Referring now to FIG. 3, a block diagram for one embodiment of the FIG. 2 speech detector 210 is shown, according to the present invention. The speech detector 210 includes, but is not limited to, a feature extractor 310, an endpoint detector 312, and a recognizer 314. In alternate embodiments, the speech detector 210 may readily include various other elements or functions in addition to, or instead of, those elements or functions discussed in conjunction with the FIG. 3 embodiment.
In the FIG. 3 embodiment, analog-to-digital converter 120 (FIG. 1) provides digital speech data to feature extractor 310 via system bus 124. Feature extractor 310 responsively generates a feature vector, which is provided to recognizer 314 via path 320. Feature extractor 310 further responsively generates speech energy to endpoint detector 312 via path 322. The endpoint detector 312 analyzes the speech energy and responsively determines the endpoints of the utterance represented by the speech energy. The endpoints indicate the beginning and end of the utterance in time. The endpoint detector 312 then provides the endpoint to the recognizer 314 via path 324.
Recognizer 314 is preferably configured to recognize words in a predetermined vocabulary represented in dictionary 214 (FIG. 2). The aforementioned vocabulary words (vocabularies) in dictionary 214 may correspond to any desired commands, instructions, or other communications of computer system 110. The recognized vocabulary words or instructions are then output to the system 110 via path 332.
In practice, each word from dictionary 214 may be associated with a corresponding phone string (string of individual phones) that represents the word. Hidden Markov Models (HMMs) 212 (FIG. 2) may include trained stochastic representations for each phoneme from a predetermined set of phonemes that may be effectively used to represent words in dictionary 214. Recognizer 314 then compares the input feature vectors from line 320 to the appropriate HMMs 212 for each phone string from dictionary 214 to determine which word produces the highest recognition score. Thereby identifying the word corresponding to the highest recognition score as the recognized word.
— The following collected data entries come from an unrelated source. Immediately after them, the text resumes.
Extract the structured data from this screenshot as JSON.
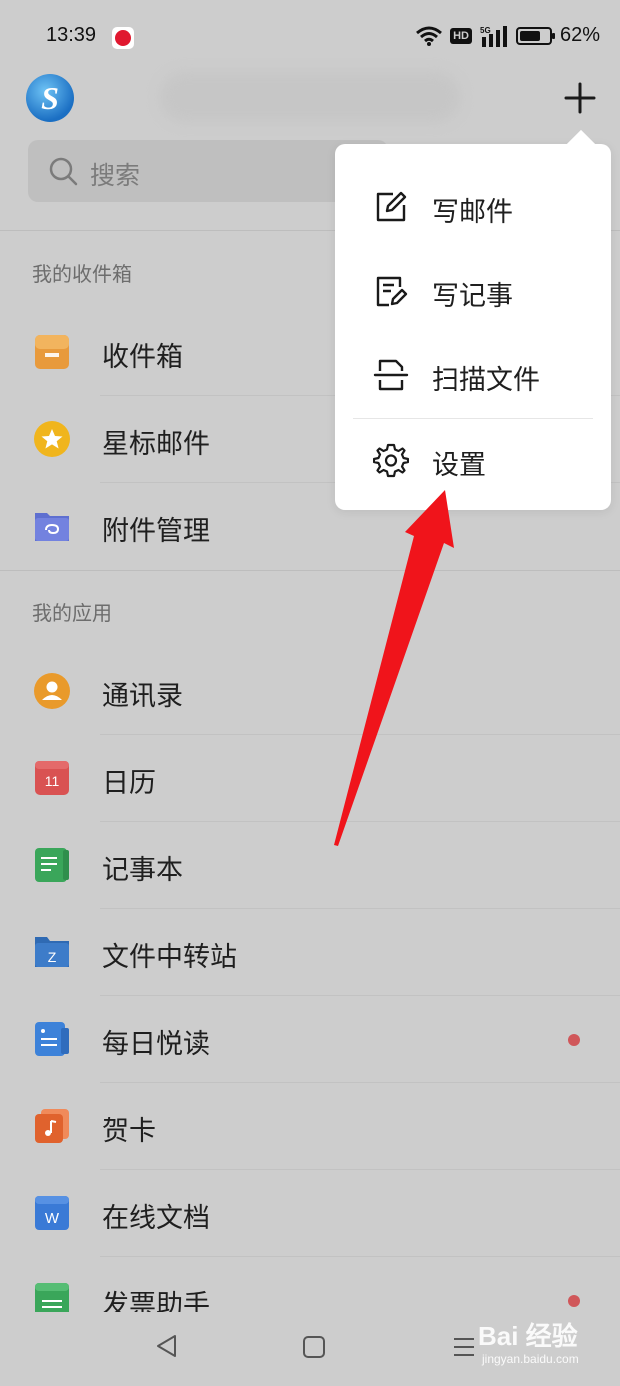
{
  "status_bar": {
    "time": "13:39",
    "hd_label": "HD",
    "network_label": "5G",
    "battery_percent": "62%",
    "battery_level": 0.62
  },
  "header": {
    "logo_letter": "S",
    "search_placeholder": "搜索"
  },
  "sections": {
    "mailbox_title": "我的收件箱",
    "apps_title": "我的应用"
  },
  "mailbox_items": [
    {
      "label": "收件箱",
      "icon": "inbox-tray-icon",
      "color": "#e89a3c"
    },
    {
      "label": "星标邮件",
      "icon": "star-icon",
      "color": "#f0b51d"
    },
    {
      "label": "附件管理",
      "icon": "attachment-folder-icon",
      "color": "#5e6fd0"
    }
  ],
  "app_items": [
    {
      "label": "通讯录",
      "icon": "contacts-icon",
      "color": "#e99a2b",
      "badge": false
    },
    {
      "label": "日历",
      "icon": "calendar-icon",
      "color": "#d95252",
      "day": "11",
      "badge": false
    },
    {
      "label": "记事本",
      "icon": "notebook-icon",
      "color": "#3aa65a",
      "badge": false
    },
    {
      "label": "文件中转站",
      "icon": "file-transfer-icon",
      "color": "#3d7cc9",
      "letter": "Z",
      "badge": false
    },
    {
      "label": "每日悦读",
      "icon": "daily-reading-icon",
      "color": "#3d82d9",
      "badge": true
    },
    {
      "label": "贺卡",
      "icon": "greeting-card-icon",
      "color": "#e0622d",
      "badge": false
    },
    {
      "label": "在线文档",
      "icon": "online-docs-icon",
      "color": "#3a7ad6",
      "letter": "W",
      "badge": false
    },
    {
      "label": "发票助手",
      "icon": "invoice-icon",
      "color": "#3aa65a",
      "badge": true
    }
  ],
  "menu": {
    "items": [
      {
        "label": "写邮件",
        "icon": "compose-mail-icon"
      },
      {
        "label": "写记事",
        "icon": "write-note-icon"
      },
      {
        "label": "扫描文件",
        "icon": "scan-document-icon"
      },
      {
        "label": "设置",
        "icon": "gear-icon"
      }
    ]
  },
  "watermark": {
    "main": "Bai 经验",
    "sub": "jingyan.baidu.com"
  }
}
Referring now to FIG. 4, a block diagram for one embodiment of the HMMs 212 of FIG. 2 is shown, according to the present invention. In the FIG. 4 embodiment, HMMs 212 preferably include model 1(412(a)) through model N (412 (c)). In alternate embodiments, HMMs 212 may readily include various other elements or functions in addition to, or instead of, those elements or functions discussed in conjunction with the FIG. 4 embodiment.
In the FIG. 4 embodiment, HMMs 212 are readily implemented to include any desired number of models 412, which may include any desired type of information. In the FIG. 5 embodiment, each model 412 from HMMs 212 may correspond to a different particular phone from the predetermined phone set for use by recognizer 314 (FIG. 3). One embodiment of an optimized Cantonese phone set is discussed further below in conjunction with FIGS. 6-9.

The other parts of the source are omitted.